The computational model for the calculation of the BSI index proposed in this paper evaluates the safety conditions in beach zones, considering three principal risks for the tourist as factors, and five climatological and physical variables for the definition and calculation of each risk. The results of its implementation in four sites in Baja California Sur, México, are presented and discussed, successfully detecting the differences between the particular safety conditions of each of the sampling sites. Furthermore, continuous monitoring enables the model to reveal variations in the safety conditions during the sampling period. The proposal given in this work has been developed to provide information about excellent or bad conditions for tourist activities on beaches, taking into consideration the oceanographic and meteorological conditions at the site.

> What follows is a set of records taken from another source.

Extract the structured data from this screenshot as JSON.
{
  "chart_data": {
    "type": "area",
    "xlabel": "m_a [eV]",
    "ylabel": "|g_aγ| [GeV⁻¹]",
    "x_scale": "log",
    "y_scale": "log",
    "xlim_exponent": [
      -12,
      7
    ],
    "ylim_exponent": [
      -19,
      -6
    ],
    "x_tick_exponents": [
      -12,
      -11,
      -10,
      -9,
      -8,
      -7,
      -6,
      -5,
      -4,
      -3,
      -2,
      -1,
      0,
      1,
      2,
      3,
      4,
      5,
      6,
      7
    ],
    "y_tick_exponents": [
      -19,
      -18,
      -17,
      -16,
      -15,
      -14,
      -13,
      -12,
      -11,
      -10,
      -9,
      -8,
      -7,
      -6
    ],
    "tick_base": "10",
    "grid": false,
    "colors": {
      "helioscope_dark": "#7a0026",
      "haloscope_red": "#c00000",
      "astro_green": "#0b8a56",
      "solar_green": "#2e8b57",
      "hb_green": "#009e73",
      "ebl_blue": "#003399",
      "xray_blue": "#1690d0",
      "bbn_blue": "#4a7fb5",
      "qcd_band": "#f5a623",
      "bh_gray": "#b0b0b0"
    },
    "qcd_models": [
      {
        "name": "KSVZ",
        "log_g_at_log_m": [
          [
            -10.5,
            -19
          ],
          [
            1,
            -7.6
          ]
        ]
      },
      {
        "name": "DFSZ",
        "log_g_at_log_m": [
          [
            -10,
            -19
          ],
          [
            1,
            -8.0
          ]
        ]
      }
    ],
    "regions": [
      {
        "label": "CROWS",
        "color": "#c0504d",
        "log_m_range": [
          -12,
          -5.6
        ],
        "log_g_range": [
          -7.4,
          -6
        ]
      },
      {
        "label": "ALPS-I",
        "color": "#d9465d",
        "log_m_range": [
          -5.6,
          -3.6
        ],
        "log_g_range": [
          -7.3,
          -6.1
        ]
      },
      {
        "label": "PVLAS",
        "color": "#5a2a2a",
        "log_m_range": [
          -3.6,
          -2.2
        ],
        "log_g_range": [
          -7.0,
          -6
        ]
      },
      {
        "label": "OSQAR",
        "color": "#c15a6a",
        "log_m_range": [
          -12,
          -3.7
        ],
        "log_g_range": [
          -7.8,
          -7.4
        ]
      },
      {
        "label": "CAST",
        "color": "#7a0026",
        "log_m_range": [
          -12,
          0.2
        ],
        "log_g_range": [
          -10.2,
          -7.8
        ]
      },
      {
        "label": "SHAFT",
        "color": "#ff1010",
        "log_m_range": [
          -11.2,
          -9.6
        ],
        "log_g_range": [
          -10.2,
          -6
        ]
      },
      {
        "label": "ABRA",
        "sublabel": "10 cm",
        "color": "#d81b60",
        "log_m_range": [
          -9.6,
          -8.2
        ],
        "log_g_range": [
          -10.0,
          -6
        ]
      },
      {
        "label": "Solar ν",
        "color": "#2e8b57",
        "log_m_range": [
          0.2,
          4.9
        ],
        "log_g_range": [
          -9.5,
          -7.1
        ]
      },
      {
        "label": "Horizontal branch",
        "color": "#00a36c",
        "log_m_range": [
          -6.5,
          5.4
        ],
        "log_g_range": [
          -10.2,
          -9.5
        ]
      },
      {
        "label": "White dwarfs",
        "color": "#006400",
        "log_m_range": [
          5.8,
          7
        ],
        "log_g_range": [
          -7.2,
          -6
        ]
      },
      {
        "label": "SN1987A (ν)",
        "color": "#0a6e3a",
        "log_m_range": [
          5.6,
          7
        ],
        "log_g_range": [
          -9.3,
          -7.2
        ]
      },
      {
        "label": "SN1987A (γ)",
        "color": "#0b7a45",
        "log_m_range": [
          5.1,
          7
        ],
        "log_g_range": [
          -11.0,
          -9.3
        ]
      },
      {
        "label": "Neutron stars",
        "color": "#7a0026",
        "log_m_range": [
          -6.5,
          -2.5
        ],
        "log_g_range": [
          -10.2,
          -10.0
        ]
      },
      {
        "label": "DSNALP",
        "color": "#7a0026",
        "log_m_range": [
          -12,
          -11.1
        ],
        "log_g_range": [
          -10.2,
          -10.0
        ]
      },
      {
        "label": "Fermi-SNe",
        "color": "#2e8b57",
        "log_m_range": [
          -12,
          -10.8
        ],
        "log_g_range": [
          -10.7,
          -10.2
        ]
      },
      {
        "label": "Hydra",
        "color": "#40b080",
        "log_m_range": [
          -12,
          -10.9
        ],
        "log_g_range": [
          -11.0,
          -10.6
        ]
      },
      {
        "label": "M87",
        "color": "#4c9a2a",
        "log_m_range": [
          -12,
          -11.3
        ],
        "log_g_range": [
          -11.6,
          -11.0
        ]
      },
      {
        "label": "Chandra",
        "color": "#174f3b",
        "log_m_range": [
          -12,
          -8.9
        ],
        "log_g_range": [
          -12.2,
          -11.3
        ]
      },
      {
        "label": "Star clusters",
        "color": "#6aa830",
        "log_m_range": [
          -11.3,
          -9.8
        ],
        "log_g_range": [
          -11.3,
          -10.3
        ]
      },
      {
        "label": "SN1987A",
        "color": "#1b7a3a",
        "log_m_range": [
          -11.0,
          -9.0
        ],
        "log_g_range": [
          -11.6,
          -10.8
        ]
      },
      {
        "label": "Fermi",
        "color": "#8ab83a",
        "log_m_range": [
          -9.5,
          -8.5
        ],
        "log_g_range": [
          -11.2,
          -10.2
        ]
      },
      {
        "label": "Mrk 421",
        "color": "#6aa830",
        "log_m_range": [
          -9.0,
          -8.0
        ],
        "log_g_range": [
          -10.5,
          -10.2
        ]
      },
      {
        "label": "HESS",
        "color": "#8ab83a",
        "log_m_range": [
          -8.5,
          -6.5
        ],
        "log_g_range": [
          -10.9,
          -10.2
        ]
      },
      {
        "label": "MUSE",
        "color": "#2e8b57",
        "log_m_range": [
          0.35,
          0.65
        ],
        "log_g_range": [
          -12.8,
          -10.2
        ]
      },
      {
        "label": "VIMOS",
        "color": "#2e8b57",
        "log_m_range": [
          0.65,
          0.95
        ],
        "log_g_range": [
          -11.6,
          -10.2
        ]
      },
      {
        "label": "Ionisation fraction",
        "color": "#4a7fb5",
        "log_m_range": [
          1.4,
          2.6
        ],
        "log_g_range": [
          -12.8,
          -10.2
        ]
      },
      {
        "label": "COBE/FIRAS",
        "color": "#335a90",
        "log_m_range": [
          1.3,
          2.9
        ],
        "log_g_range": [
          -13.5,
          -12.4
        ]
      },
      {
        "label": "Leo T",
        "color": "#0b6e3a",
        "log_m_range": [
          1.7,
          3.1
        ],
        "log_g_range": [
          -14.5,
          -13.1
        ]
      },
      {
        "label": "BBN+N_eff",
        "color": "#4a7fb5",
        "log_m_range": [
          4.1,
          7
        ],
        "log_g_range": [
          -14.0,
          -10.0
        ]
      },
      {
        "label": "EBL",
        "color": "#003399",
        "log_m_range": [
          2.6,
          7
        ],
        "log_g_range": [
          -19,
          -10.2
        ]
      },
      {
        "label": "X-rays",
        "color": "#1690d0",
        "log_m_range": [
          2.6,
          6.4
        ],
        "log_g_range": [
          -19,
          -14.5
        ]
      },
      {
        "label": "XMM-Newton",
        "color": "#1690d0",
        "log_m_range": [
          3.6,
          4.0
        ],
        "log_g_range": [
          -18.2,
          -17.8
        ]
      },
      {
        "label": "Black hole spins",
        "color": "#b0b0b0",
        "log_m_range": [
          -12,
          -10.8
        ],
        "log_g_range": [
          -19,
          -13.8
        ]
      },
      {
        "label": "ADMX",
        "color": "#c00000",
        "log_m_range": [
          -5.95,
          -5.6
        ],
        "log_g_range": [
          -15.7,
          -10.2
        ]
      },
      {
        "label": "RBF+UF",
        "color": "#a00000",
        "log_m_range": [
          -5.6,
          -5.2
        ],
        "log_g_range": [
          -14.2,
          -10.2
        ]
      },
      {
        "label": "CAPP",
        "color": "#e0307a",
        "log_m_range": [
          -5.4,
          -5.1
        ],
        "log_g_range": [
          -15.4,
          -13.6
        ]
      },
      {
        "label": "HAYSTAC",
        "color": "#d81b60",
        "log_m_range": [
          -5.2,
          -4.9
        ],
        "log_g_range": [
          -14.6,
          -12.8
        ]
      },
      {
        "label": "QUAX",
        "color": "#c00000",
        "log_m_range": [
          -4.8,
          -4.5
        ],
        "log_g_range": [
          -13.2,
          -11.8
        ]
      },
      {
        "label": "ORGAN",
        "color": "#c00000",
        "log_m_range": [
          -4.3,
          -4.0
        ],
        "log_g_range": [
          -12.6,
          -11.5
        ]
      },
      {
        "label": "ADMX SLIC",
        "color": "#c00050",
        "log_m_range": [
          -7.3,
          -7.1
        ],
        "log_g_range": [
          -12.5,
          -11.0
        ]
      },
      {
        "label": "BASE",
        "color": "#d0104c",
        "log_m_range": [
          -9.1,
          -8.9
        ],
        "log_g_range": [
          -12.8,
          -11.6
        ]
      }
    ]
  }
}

The principal limitations of the case study detailed in this work are the variety in safety conditions, limited by the characteristics of the sampling sites and sampling period. Although the model generated in this research was applied to assess the safety of Mexican tourist beaches, it can be used in any tourist coastal zone in the world, simply by replacing input data with those of the locations of interest. This will allow for the testing of the model in a wider variety of conditions. For future work, more parameters have been proposed to be studied and analyzed, such as harmful wildlife, or ocean aspects; however, to consider more parameters in the FAHP methodology, the whole analysis must to be performed from the start. On the other hand, the integration of other techniques and computational models for better analysis is also proposed, such as the geospatial analysis, which could help improve the accuracy and granularity of the results, geographically differentiating the results in a beach zone. This model could be implemented to display to beach visitors the resultant evaluation in the form of a color-coded score, helping visitors to have a better understanding of the safety conditions in the location, and as a consequence, to avoid dangerous moments and areas, preventing accidents and providing a safe visit to tourist beaches. Safety and risk management has proven to be an efficient strategy of local administrations to improve the tourism offerings of their destinations, and consequently, to increase their regional economies.